The Pittsburgh Steelers’ rookie minicamp is set to kick off a short time from now. For most of those who will be participating, this will be their first-ever taste of real on-field action as a professional. The group will include all of the team’s nine draft selections from the past month. It will include all first-year players, such as Lavon Hooks. It will include the AAF players who are at first-year status, and the undrafted free agents they signed as well. But there will also be a number of players in game who are there only on an invitee basis.
That doesn’t mean you don’t have a chance. One need only look at recent history to see that. While there is perhaps only one complete success story in this regard, that being Terence Garvin, a player who was signed after rookie minicamp and went on to have a legitimate NFL career lasting several years, others have gotten signed and had their opportunities.
There is one on the 90-man roster right now, that being offensive lineman R.J. Prince. He, along with wide receiver Damoun Patterson, was signed after rookie minicamp to the 90-man roster. He continued to perform well throughout the summer and earned a year on the practice squad, and is now set to compete for a shot at a spot on the 53-man roster in 2019.
As for Patterson, he almost assuredly would have been kept on the practice squad as well had he not gotten injured during the preseason, which resulted in the team waiving him.

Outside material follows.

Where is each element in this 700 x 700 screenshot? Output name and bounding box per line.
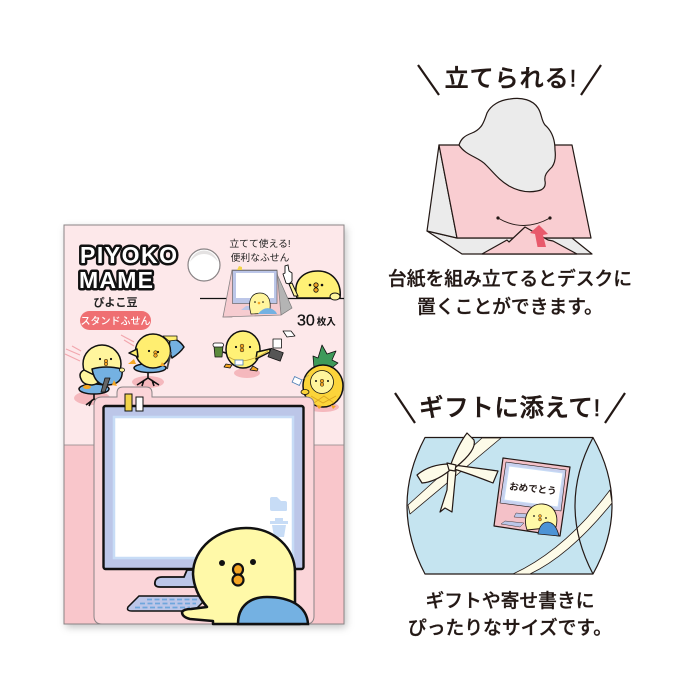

He ended up landing elsewhere while the Steelers moved on with Tevin Jones and Trey Griffey.
In 2017, the Steelers signed two players who were rookie minicamp invitees that year, I believe, those being tight end Phazahn Odom and linebacker Matt Galambos. Galambos would go on to see time on the Steelers’ practice squad that year until he was injured.
And they doubled the number in the previous year when they inked four players who participated in rookie minicamp on a tryout basis, the most notable of them being wide receiver Marcus Tucker, who would spend two years on the practice squad. Like Patterson, however, an injury would get him waived in 2018. Cameron Stingily and Brandon Brown-Dukes, both running backs, also spent time on the team’s practice squad in 2016. Cornerback Donald Washington was the other one.
And if you go back another year, you actually find Stingily again. Invited twice, signed twice. Also added after rookie minicamp was defensive tackle Mike Thornton, who was certainly fun to watch as an undersized sparkplug.
You can keep going back if you’d like. Will any of the tryout players get signed this year? The odds suggest that at least one or two of them will, based on their recent history. They haven’t had an invitee make it all the way to the 53-man roster since Garvin in 2013, but a foot in the door is the first step.